So about 75 of us packed into a room at Azusa Pacific University this morning for the satellite simulcast thing with Rob. It was a technological wonder. There was Rob and Troy Murphy in some kind of sound proof cubicle like room in a Kinko's in Grand Rapids, while we were in small lecture hall at APU seeing a larger than life Rob Bell waving to us on the screen. I must say that I've been a part of quite a few of these things and most of them are technologically challenged. The question of the day would be would we be left staring at a stilted, puppet-like rendition of Rob, or would we actually see him move somewhat fluidly? Well the verdict was that it was, well, amazing. We could actually see his lips move, not like some badly dubbed japanese samurai flick, but really move... almost in time with what he was actually saying. Hhhmmm, Kinko's may be onto something here.
Anyway, what was discussed was brilliant, affirming, and challenging. Here are a few thoughts Rob shared with us on ministry, leadership, and that thing we do called teaching...
Weekly teaching can be destructive to creativity.
I don't teach something that has not been a part of me for six months to a year. You need to live the text... let it ferment in your soul. People will know whether you have lived with the text. Think about it, if I asked you to talk about your wedding or something else that has changed you, would you really need notes?
As a teacher, you need to live with a text - allow it to ferment in you, take up residence in you - then connections begin to be made.
The old way of teaching was to set aside a “prep” time and seek God to act in that moment. A new way of teaching is to let the text speak. Let God speak to you over time, then document how the text is being lived out in real life.
What would happen if on Monday morning you sat at your computer and instead of staring at blank screen, you're already looking at ten teachings that could take place and decidiing which one was the most ready to be taught, or most needed to be taught?
The best messages are not purchased off a shelf or a website, but are grown in your own backyard.
The question in teaching is this... is it real in the real life that I am living right now with my family and friends? If the gospel doesn’t work there, then forget it.
We have people who can sing notes, but where are the soul singers? The pulpit has been the home of technicians and analysts, but where are the prophets and poets - the wide eyed crazy people? Teaching should be a dangerous and daring art form, not a science.
Bible is to be experienced communally – in Jesus’ day, if a village could even afford one Torah scroll (held together by wood poles called the ‘trees of life’) it would be amazing. Therefore, the text was not accessible to average person... that’s why it was memorized. We need to realize that personally reading the Bible is only a recent phenomenon... about 500 years. Even the concept of a “quiet time” is a new phenomenon... over the past 200 years. The Bible is not individualistic – it is to be read, debated, discussed in community.

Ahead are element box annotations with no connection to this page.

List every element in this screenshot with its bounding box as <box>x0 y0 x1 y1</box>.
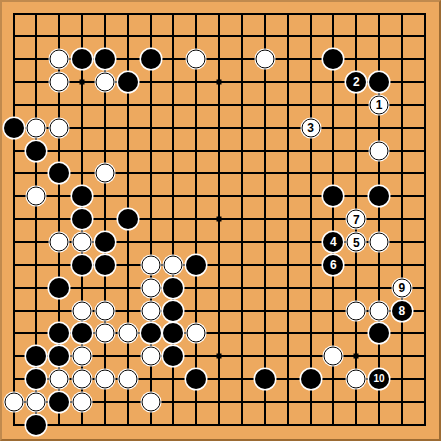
black-stone <box>72 323 92 343</box>
white-stone <box>50 50 69 69</box>
black-stone <box>163 301 183 321</box>
black-stone-move-2: 2 <box>346 72 366 92</box>
black-stone <box>118 72 138 92</box>
black-stone <box>163 346 183 366</box>
black-stone <box>72 255 92 275</box>
white-stone <box>4 392 23 411</box>
black-stone <box>72 209 92 229</box>
black-stone <box>186 369 206 389</box>
white-stone <box>27 392 46 411</box>
white-stone <box>95 370 114 389</box>
grid-line-vertical <box>241 13 243 426</box>
white-stone <box>73 347 92 366</box>
white-stone <box>73 301 92 320</box>
black-stone <box>49 323 69 343</box>
white-stone <box>95 73 114 92</box>
white-stone <box>141 278 160 297</box>
white-stone <box>347 301 366 320</box>
black-stone <box>26 369 46 389</box>
white-stone <box>27 187 46 206</box>
black-stone <box>95 232 115 252</box>
white-stone <box>164 255 183 274</box>
black-stone <box>369 186 389 206</box>
grid-line-vertical <box>310 13 312 426</box>
hoshi-point <box>217 80 222 85</box>
black-stone <box>95 49 115 69</box>
hoshi-point <box>80 80 85 85</box>
grid-line-vertical <box>401 13 403 426</box>
hoshi-point <box>217 354 222 359</box>
white-stone <box>73 233 92 252</box>
white-stone <box>187 50 206 69</box>
black-stone <box>186 255 206 275</box>
white-stone-move-1: 1 <box>370 95 389 114</box>
black-stone <box>49 278 69 298</box>
white-stone <box>141 255 160 274</box>
black-stone <box>72 186 92 206</box>
white-stone <box>50 118 69 137</box>
white-stone <box>95 324 114 343</box>
white-stone <box>118 370 137 389</box>
black-stone <box>163 278 183 298</box>
white-stone <box>50 233 69 252</box>
black-stone <box>26 415 46 435</box>
white-stone <box>95 301 114 320</box>
black-stone <box>255 369 275 389</box>
grid-line-vertical <box>264 13 266 426</box>
white-stone <box>95 164 114 183</box>
black-stone-move-4: 4 <box>323 232 343 252</box>
black-stone <box>26 141 46 161</box>
black-stone <box>141 323 161 343</box>
grid-line-horizontal <box>13 287 426 289</box>
white-stone <box>118 324 137 343</box>
white-stone-move-5: 5 <box>347 233 366 252</box>
black-stone-move-8: 8 <box>392 301 412 321</box>
grid-line-vertical <box>424 13 426 426</box>
go-board[interactable]: 21374569810 <box>0 0 441 441</box>
white-stone <box>324 347 343 366</box>
black-stone <box>141 49 161 69</box>
white-stone <box>347 370 366 389</box>
white-stone <box>370 141 389 160</box>
white-stone <box>141 392 160 411</box>
white-stone <box>27 118 46 137</box>
white-stone <box>187 324 206 343</box>
black-stone <box>118 209 138 229</box>
white-stone <box>255 50 274 69</box>
white-stone <box>370 233 389 252</box>
white-stone <box>370 301 389 320</box>
black-stone <box>95 255 115 275</box>
black-stone <box>26 346 46 366</box>
white-stone-move-3: 3 <box>301 118 320 137</box>
black-stone <box>49 392 69 412</box>
white-stone <box>50 370 69 389</box>
white-stone-move-9: 9 <box>392 278 411 297</box>
black-stone <box>369 72 389 92</box>
white-stone <box>141 301 160 320</box>
black-stone <box>369 323 389 343</box>
white-stone <box>50 73 69 92</box>
white-stone <box>141 347 160 366</box>
black-stone <box>323 49 343 69</box>
black-stone <box>323 186 343 206</box>
hoshi-point <box>217 217 222 222</box>
black-stone <box>72 49 92 69</box>
white-stone-move-7: 7 <box>347 210 366 229</box>
black-stone <box>4 118 24 138</box>
grid-line-vertical <box>287 13 289 426</box>
black-stone <box>163 323 183 343</box>
black-stone <box>49 163 69 183</box>
black-stone <box>49 346 69 366</box>
hoshi-point <box>354 354 359 359</box>
black-stone-move-6: 6 <box>323 255 343 275</box>
white-stone <box>73 392 92 411</box>
black-stone-move-10: 10 <box>369 369 389 389</box>
black-stone <box>301 369 321 389</box>
white-stone <box>73 370 92 389</box>
grid-line-horizontal <box>13 424 426 426</box>
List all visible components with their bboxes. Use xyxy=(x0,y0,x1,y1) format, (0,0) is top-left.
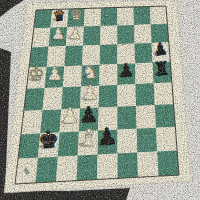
chessboard-photo: ♞♛♛♟♟♟♚♟♞♟♜♟♟♟♚♝♟ xyxy=(0,0,200,200)
chess-scene-svg: ♞♛♛♟♟♟♚♟♞♟♜♟♟♟♚♝♟ xyxy=(0,0,200,200)
photo-grain-light xyxy=(0,0,200,200)
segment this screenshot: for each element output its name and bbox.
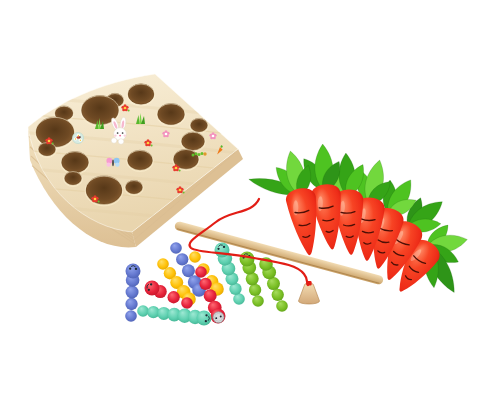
flower-leaf: [179, 169, 181, 171]
daisy-center: [78, 135, 79, 136]
flower-leaf: [183, 191, 185, 193]
worm-segment: [249, 284, 261, 296]
daisy-center: [80, 140, 81, 141]
worm-segment: [125, 310, 137, 322]
worm-pieces: [125, 242, 288, 325]
ladybug-flower-decal: [72, 132, 83, 143]
worm-segment: [272, 289, 284, 301]
flower-leaf: [151, 144, 153, 146]
worm-eye: [129, 268, 131, 270]
flower-center: [94, 198, 97, 201]
toy-product-photo: [0, 0, 500, 400]
flower-leaf: [128, 109, 130, 111]
worm-segment: [204, 289, 217, 302]
worm-eye: [223, 246, 225, 248]
bunny-cheek: [124, 134, 126, 136]
mini-caterpillar-seg: [198, 153, 201, 156]
worm-segment: [276, 300, 288, 312]
worm-segment: [137, 305, 149, 317]
worm-segment: [167, 291, 179, 303]
ladybug-head: [79, 136, 80, 137]
bunny-nose: [119, 135, 121, 137]
magnet-bob: [299, 281, 320, 304]
worm-segment: [125, 298, 137, 310]
worm-segment: [176, 253, 188, 265]
bunny-eye: [117, 132, 119, 134]
mini-caterpillar-seg: [195, 152, 198, 155]
worm-segment: [181, 297, 193, 309]
worm-piece-green: [259, 257, 288, 312]
wooden-board: [20, 74, 245, 247]
bunny-eye: [122, 132, 124, 134]
worm-eye: [148, 289, 150, 291]
butterfly-wing: [115, 162, 119, 166]
worm-eye: [217, 248, 219, 250]
worm-segment: [182, 264, 195, 277]
worm-segment: [170, 242, 182, 254]
bunny-cheek: [114, 134, 116, 136]
flower-leaf: [98, 200, 100, 202]
worm-eye: [135, 268, 137, 270]
worm-piece-teal: [137, 305, 211, 325]
bunny-paw: [118, 139, 124, 145]
worm-eye: [215, 317, 217, 319]
daisy-center: [75, 138, 76, 139]
flower-center: [179, 189, 182, 192]
worm-eye: [205, 314, 207, 316]
flower-center: [212, 135, 215, 138]
flower-leaf: [52, 142, 54, 144]
worm-segment: [252, 295, 264, 307]
butterfly-body: [112, 159, 114, 166]
worm-segment: [126, 285, 139, 298]
flower-center: [48, 140, 51, 143]
flower-center: [124, 107, 127, 110]
flower-center: [165, 133, 168, 136]
worm-eye: [150, 283, 152, 285]
magnet-wood-body: [299, 283, 320, 304]
worm-eye: [220, 315, 222, 317]
flower-center: [147, 142, 150, 145]
mini-caterpillar-seg: [192, 154, 195, 157]
butterfly-wing: [106, 162, 110, 166]
worm-eye: [205, 320, 207, 322]
worm-segment: [189, 251, 201, 263]
flower-center: [175, 167, 178, 170]
bunny-paw: [111, 138, 117, 144]
mini-caterpillar-head: [203, 152, 206, 155]
worm-segment: [199, 278, 211, 290]
mini-caterpillar-seg: [201, 152, 204, 155]
toy-scene: [0, 0, 500, 400]
worm-segment: [195, 266, 207, 278]
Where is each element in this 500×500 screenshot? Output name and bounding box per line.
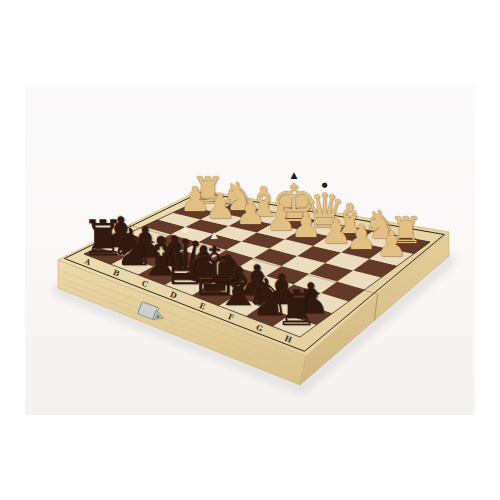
product-photo: ABCDEFGH ♜♞♝♛●♚▲♝♞♜♟♟♟♟♟♟♟♟♟♟♟♟♟♟♟♟♜♞♝♚▲… bbox=[0, 0, 500, 500]
chess-board: ABCDEFGH bbox=[0, 0, 500, 500]
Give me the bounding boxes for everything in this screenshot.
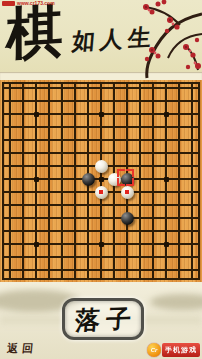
- watermark: www.cr173.com: [2, 1, 55, 6]
- move-marker-dot: [125, 190, 129, 194]
- grid-line-v: [152, 84, 154, 278]
- logo-text: 手机游戏: [162, 343, 200, 357]
- place-stone-button[interactable]: 落子: [62, 298, 144, 340]
- last-move-marker: [117, 169, 134, 186]
- star-point: [34, 242, 39, 247]
- back-button[interactable]: 返回: [6, 341, 38, 356]
- banner-title-main: 棋: [6, 0, 63, 67]
- grid-line-v: [74, 84, 76, 278]
- star-point: [34, 112, 39, 117]
- banner: www.cr173.com 棋 如人生: [0, 0, 202, 72]
- star-point: [164, 112, 169, 117]
- star-point: [99, 177, 104, 182]
- move-marker-dot: [99, 190, 103, 194]
- grid-line-h: [4, 256, 198, 258]
- black-stone: [121, 212, 134, 225]
- star-point: [99, 242, 104, 247]
- grid-line-h: [4, 269, 198, 271]
- logo-ball-icon: Cr: [147, 343, 161, 357]
- grid-line-h: [4, 230, 198, 232]
- grid-line-v: [139, 84, 141, 278]
- watermark-chip: [2, 1, 15, 6]
- white-stone: [121, 186, 134, 199]
- watermark-url: www.cr173.com: [17, 1, 55, 6]
- grid-line-h: [4, 204, 198, 206]
- place-stone-label: 落子: [68, 301, 137, 336]
- white-stone: [95, 186, 108, 199]
- star-point: [34, 177, 39, 182]
- gomoku-app: www.cr173.com 棋 如人生: [0, 0, 202, 359]
- star-point: [164, 242, 169, 247]
- ink-mountain-right: [150, 294, 202, 310]
- star-point: [164, 177, 169, 182]
- grid-line-v: [61, 84, 63, 278]
- star-point: [99, 112, 104, 117]
- plum-blossom-art: [132, 0, 202, 80]
- site-logo[interactable]: Cr 手机游戏: [147, 343, 200, 357]
- board[interactable]: [0, 80, 202, 282]
- grid-line-v: [178, 84, 180, 278]
- white-stone: [95, 160, 108, 173]
- grid-line-h: [4, 217, 198, 219]
- bottom-panel: 落子 返回 Cr 手机游戏: [0, 282, 202, 359]
- grid-line-v: [191, 84, 193, 278]
- black-stone: [82, 173, 95, 186]
- black-stone: [121, 173, 134, 186]
- grid-line-v: [48, 84, 50, 278]
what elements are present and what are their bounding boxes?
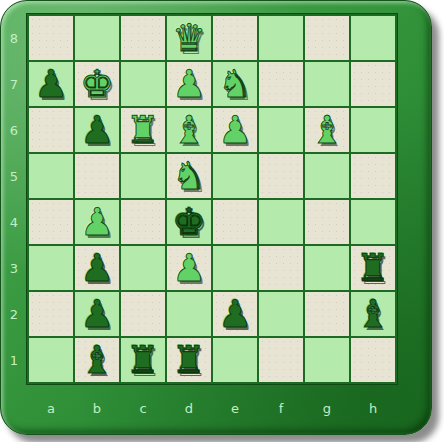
square-h7[interactable] [351,62,395,106]
black-bishop-b1[interactable]: ♝ [80,338,114,382]
square-e2[interactable]: ♟ [213,292,257,336]
black-rook-d1[interactable]: ♜ [172,338,206,382]
rank-label-3: 3 [1,246,27,290]
file-label-g: g [305,388,349,428]
square-a6[interactable] [29,108,73,152]
square-e3[interactable] [213,246,257,290]
square-b8[interactable] [75,16,119,60]
square-d5[interactable]: ♞ [167,154,211,198]
rank-label-2: 2 [1,292,27,336]
square-c8[interactable] [121,16,165,60]
square-e5[interactable] [213,154,257,198]
square-f7[interactable] [259,62,303,106]
square-c7[interactable] [121,62,165,106]
square-a5[interactable] [29,154,73,198]
square-d8[interactable]: ♛ [167,16,211,60]
square-g5[interactable] [305,154,349,198]
square-e6[interactable]: ♟ [213,108,257,152]
black-bishop-h2[interactable]: ♝ [356,292,390,336]
square-e4[interactable] [213,200,257,244]
square-f8[interactable] [259,16,303,60]
square-b1[interactable]: ♝ [75,338,119,382]
square-a2[interactable] [29,292,73,336]
rank-label-5: 5 [1,154,27,198]
square-h8[interactable] [351,16,395,60]
square-c4[interactable] [121,200,165,244]
square-d1[interactable]: ♜ [167,338,211,382]
square-a3[interactable] [29,246,73,290]
black-pawn-b2[interactable]: ♟ [80,292,114,336]
file-label-a: a [29,388,73,428]
white-pawn-b4[interactable]: ♟ [80,200,114,244]
board-grid: ♛♟♚♟♞♟♜♝♟♝♞♟♚♟♟♜♟♟♝♝♜♜ [27,14,397,384]
rank-label-7: 7 [1,62,27,106]
rank-labels: 87654321 [1,16,27,382]
square-h2[interactable]: ♝ [351,292,395,336]
black-king-d4[interactable]: ♚ [172,200,206,244]
square-b4[interactable]: ♟ [75,200,119,244]
file-label-e: e [213,388,257,428]
square-d7[interactable]: ♟ [167,62,211,106]
square-g4[interactable] [305,200,349,244]
file-label-h: h [351,388,395,428]
black-rook-c1[interactable]: ♜ [126,338,160,382]
square-f3[interactable] [259,246,303,290]
board-frame: 87654321 ♛♟♚♟♞♟♜♝♟♝♞♟♚♟♟♜♟♟♝♝♜♜ abcdefgh [0,0,432,435]
square-b6[interactable]: ♟ [75,108,119,152]
square-e8[interactable] [213,16,257,60]
square-c1[interactable]: ♜ [121,338,165,382]
white-pawn-d3[interactable]: ♟ [172,246,206,290]
white-pawn-e6[interactable]: ♟ [218,108,252,152]
square-b3[interactable]: ♟ [75,246,119,290]
square-c2[interactable] [121,292,165,336]
square-b5[interactable] [75,154,119,198]
square-f2[interactable] [259,292,303,336]
square-g7[interactable] [305,62,349,106]
square-e1[interactable] [213,338,257,382]
square-a4[interactable] [29,200,73,244]
square-f1[interactable] [259,338,303,382]
square-f6[interactable] [259,108,303,152]
square-d6[interactable]: ♝ [167,108,211,152]
square-g1[interactable] [305,338,349,382]
square-c6[interactable]: ♜ [121,108,165,152]
black-pawn-a7[interactable]: ♟ [34,62,68,106]
rank-label-6: 6 [1,108,27,152]
file-label-f: f [259,388,303,428]
file-label-d: d [167,388,211,428]
square-g8[interactable] [305,16,349,60]
square-h4[interactable] [351,200,395,244]
square-a7[interactable]: ♟ [29,62,73,106]
white-queen-d8[interactable]: ♛ [172,16,206,60]
square-a8[interactable] [29,16,73,60]
black-pawn-e2[interactable]: ♟ [218,292,252,336]
square-e7[interactable]: ♞ [213,62,257,106]
square-h5[interactable] [351,154,395,198]
black-pawn-b6[interactable]: ♟ [80,108,114,152]
square-b7[interactable]: ♚ [75,62,119,106]
square-g3[interactable] [305,246,349,290]
rank-label-4: 4 [1,200,27,244]
white-bishop-g6[interactable]: ♝ [310,108,344,152]
file-label-b: b [75,388,119,428]
file-label-c: c [121,388,165,428]
square-a1[interactable] [29,338,73,382]
rank-label-8: 8 [1,16,27,60]
white-rook-c6[interactable]: ♜ [126,108,160,152]
white-king-b7[interactable]: ♚ [80,62,114,106]
white-knight-d5[interactable]: ♞ [172,154,206,198]
white-bishop-d6[interactable]: ♝ [172,108,206,152]
square-g6[interactable]: ♝ [305,108,349,152]
rank-label-1: 1 [1,338,27,382]
black-pawn-b3[interactable]: ♟ [80,246,114,290]
square-c3[interactable] [121,246,165,290]
square-h1[interactable] [351,338,395,382]
black-rook-h3[interactable]: ♜ [356,246,390,290]
square-d4[interactable]: ♚ [167,200,211,244]
square-d3[interactable]: ♟ [167,246,211,290]
file-labels: abcdefgh [29,388,395,428]
square-d2[interactable] [167,292,211,336]
square-b2[interactable]: ♟ [75,292,119,336]
square-h3[interactable]: ♜ [351,246,395,290]
square-f4[interactable] [259,200,303,244]
square-h6[interactable] [351,108,395,152]
square-c5[interactable] [121,154,165,198]
white-pawn-d7[interactable]: ♟ [172,62,206,106]
chess-board-screenshot: 87654321 ♛♟♚♟♞♟♜♝♟♝♞♟♚♟♟♜♟♟♝♝♜♜ abcdefgh [0,0,444,442]
square-g2[interactable] [305,292,349,336]
white-knight-e7[interactable]: ♞ [218,62,252,106]
square-f5[interactable] [259,154,303,198]
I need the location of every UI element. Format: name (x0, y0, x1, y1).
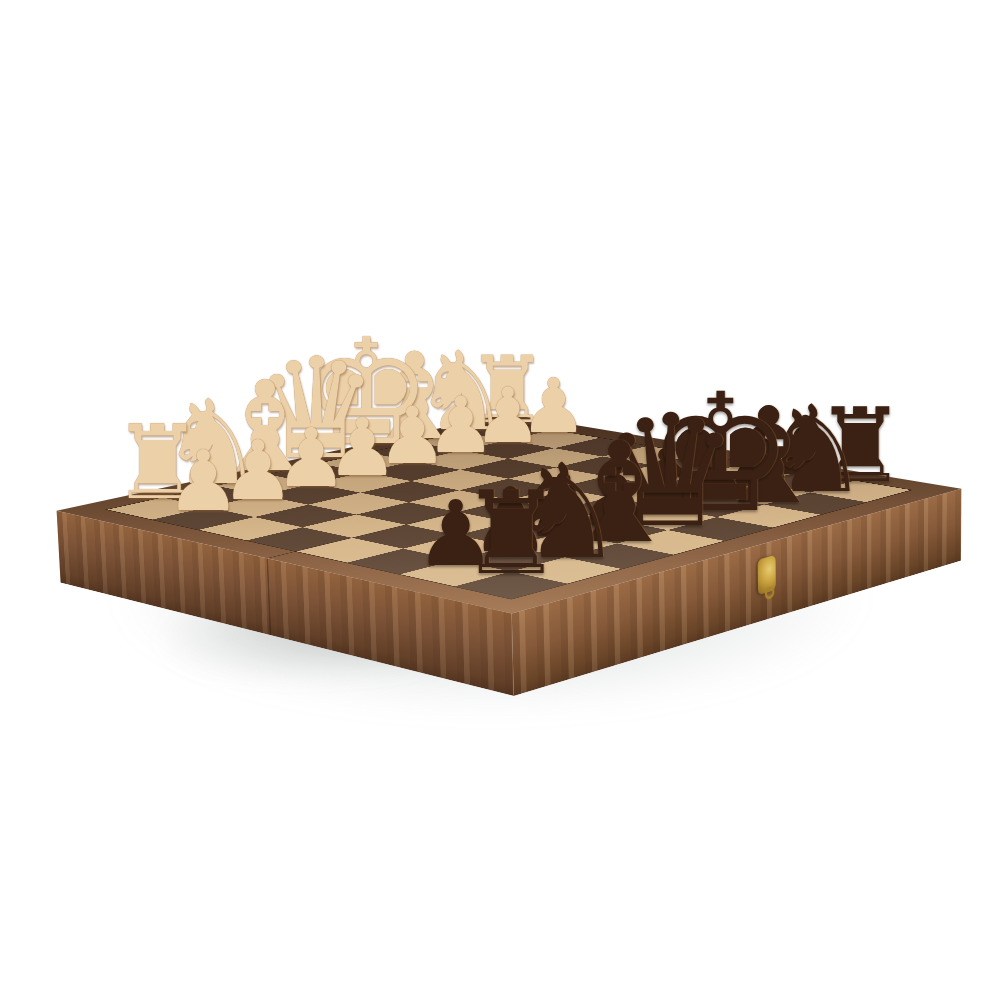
square-b5 (352, 525, 457, 549)
square-c5 (406, 512, 510, 535)
square-d8 (617, 530, 724, 555)
square-a7 (400, 560, 511, 586)
square-e8 (668, 517, 773, 541)
square-f8 (717, 505, 821, 528)
square-a2 (152, 507, 254, 530)
square-a4 (247, 527, 352, 551)
square-c4 (356, 502, 458, 524)
square-c7 (510, 533, 617, 558)
square-e6 (560, 497, 662, 519)
square-a5 (296, 538, 403, 563)
chess-board-3d (57, 414, 962, 614)
product-photo: ♜♞♝♛♚♝♞♜♟♟♟♟♟♟♟♟♟♟♟♟♟♟♟♟♜♞♝♛♚♝♞♜ (0, 0, 1000, 1000)
square-d5 (458, 500, 560, 522)
square-f7 (662, 495, 764, 517)
fold-seam-side (267, 558, 272, 635)
square-b4 (302, 515, 406, 538)
scene (0, 0, 1000, 1000)
square-a6 (347, 549, 456, 575)
square-b7 (456, 546, 565, 571)
square-d7 (562, 520, 667, 544)
square-b3 (254, 505, 356, 528)
square-b8 (511, 557, 622, 583)
brass-clasp-icon (758, 555, 776, 595)
square-b6 (403, 535, 510, 560)
square-c8 (565, 543, 674, 568)
square-a8 (455, 572, 567, 599)
square-c6 (457, 522, 562, 546)
square-g8 (764, 492, 866, 514)
square-e7 (613, 507, 717, 530)
square-a3 (199, 517, 303, 540)
clasp-ring-icon (765, 585, 775, 600)
square-d6 (510, 510, 614, 533)
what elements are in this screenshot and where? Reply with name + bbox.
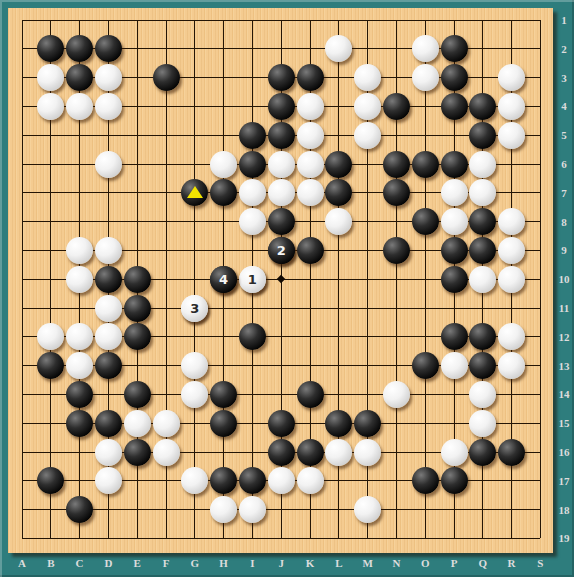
white-stone — [498, 323, 525, 350]
white-stone — [469, 179, 496, 206]
row-label-11: 11 — [555, 301, 573, 315]
black-stone — [441, 467, 468, 494]
white-stone — [268, 467, 295, 494]
white-stone — [66, 93, 93, 120]
black-stone — [441, 237, 468, 264]
white-stone — [210, 151, 237, 178]
column-label-A: A — [12, 557, 32, 570]
black-stone — [239, 323, 266, 350]
row-label-7: 7 — [555, 186, 573, 200]
column-label-K: K — [300, 557, 320, 570]
white-stone — [297, 179, 324, 206]
white-stone — [37, 93, 64, 120]
black-stone — [441, 35, 468, 62]
black-stone — [124, 439, 151, 466]
move-number-label: 1 — [239, 266, 266, 293]
black-stone — [412, 352, 439, 379]
white-stone — [153, 439, 180, 466]
column-label-F: F — [156, 557, 176, 570]
row-label-17: 17 — [555, 474, 573, 488]
white-stone — [37, 64, 64, 91]
move-number-label: 3 — [181, 295, 208, 322]
white-stone — [325, 439, 352, 466]
black-stone — [441, 93, 468, 120]
black-stone — [268, 122, 295, 149]
grid-line-horizontal — [22, 538, 540, 539]
black-stone — [66, 410, 93, 437]
white-stone — [66, 323, 93, 350]
black-stone — [469, 237, 496, 264]
column-label-N: N — [386, 557, 406, 570]
black-stone — [210, 381, 237, 408]
column-label-I: I — [242, 557, 262, 570]
white-stone — [383, 381, 410, 408]
white-stone — [297, 467, 324, 494]
column-label-S: S — [530, 557, 550, 570]
black-stone — [412, 151, 439, 178]
black-stone — [441, 323, 468, 350]
grid-line-horizontal — [22, 394, 540, 395]
white-stone — [181, 352, 208, 379]
black-stone — [210, 410, 237, 437]
white-stone — [498, 208, 525, 235]
black-stone — [239, 151, 266, 178]
grid-line-vertical — [540, 20, 541, 538]
black-stone — [153, 64, 180, 91]
black-stone — [383, 179, 410, 206]
black-stone — [66, 496, 93, 523]
row-label-10: 10 — [555, 272, 573, 286]
white-stone — [441, 208, 468, 235]
white-stone — [354, 93, 381, 120]
black-stone — [469, 122, 496, 149]
black-stone — [354, 410, 381, 437]
black-stone — [469, 352, 496, 379]
white-stone — [441, 179, 468, 206]
row-label-5: 5 — [555, 128, 573, 142]
black-stone — [412, 467, 439, 494]
column-label-L: L — [329, 557, 349, 570]
black-stone — [124, 266, 151, 293]
column-label-O: O — [415, 557, 435, 570]
white-stone — [441, 352, 468, 379]
black-stone — [441, 64, 468, 91]
black-stone-numbered: 2 — [268, 237, 295, 264]
white-stone-numbered: 1 — [239, 266, 266, 293]
white-stone — [95, 151, 122, 178]
row-label-8: 8 — [555, 215, 573, 229]
white-stone — [325, 35, 352, 62]
go-app-window: 1234 ABCDEFGHIJKLMNOPQRS 123456789101112… — [0, 0, 574, 577]
black-stone — [325, 179, 352, 206]
black-stone — [297, 64, 324, 91]
black-stone — [95, 410, 122, 437]
row-label-2: 2 — [555, 42, 573, 56]
black-stone — [66, 35, 93, 62]
white-stone — [95, 439, 122, 466]
black-stone — [66, 64, 93, 91]
black-stone — [210, 179, 237, 206]
white-stone — [297, 151, 324, 178]
column-label-J: J — [271, 557, 291, 570]
white-stone — [95, 467, 122, 494]
white-stone — [95, 93, 122, 120]
grid-line-horizontal — [22, 509, 540, 510]
white-stone — [95, 295, 122, 322]
white-stone — [181, 381, 208, 408]
row-label-15: 15 — [555, 416, 573, 430]
black-stone — [239, 122, 266, 149]
black-stone — [469, 208, 496, 235]
column-label-Q: Q — [473, 557, 493, 570]
column-label-D: D — [98, 557, 118, 570]
white-stone — [37, 323, 64, 350]
white-stone — [66, 266, 93, 293]
column-label-E: E — [127, 557, 147, 570]
row-label-3: 3 — [555, 71, 573, 85]
row-label-6: 6 — [555, 157, 573, 171]
white-stone — [239, 179, 266, 206]
black-stone — [383, 93, 410, 120]
white-stone — [95, 64, 122, 91]
white-stone — [124, 410, 151, 437]
row-label-13: 13 — [555, 359, 573, 373]
white-stone — [239, 496, 266, 523]
white-stone — [354, 122, 381, 149]
black-stone — [412, 208, 439, 235]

The Bible is about real people in real places in real times. It's taking place in an on-going historical narrative. What we need to remember is that we are in the same historical flow. Teaching is about connecting real people in real places in real times with us, here, today. We live in the same flow of what God is doing in history.
If you are a teacher, assume you are going to offend people – know that they killed Jesus too. Be a prophet. You are not running for office. You signed up to speak for the revolution. Don’t be a politician or be driving by the need to keep people happy.
Being a teacher is a horrible job – it is lonely, you pour yourself out, you bleed in public. If all goes well, the next week is even harder.
Your job is the relentless pursuit of who God made you to be... to be about anything else is sin.
Are you teaching because you have to say something, or because you have something to say? People, especially outside of "Christianity" know when you are passionate. That kind of passion makes them say, "Maybe this stuff really did happen.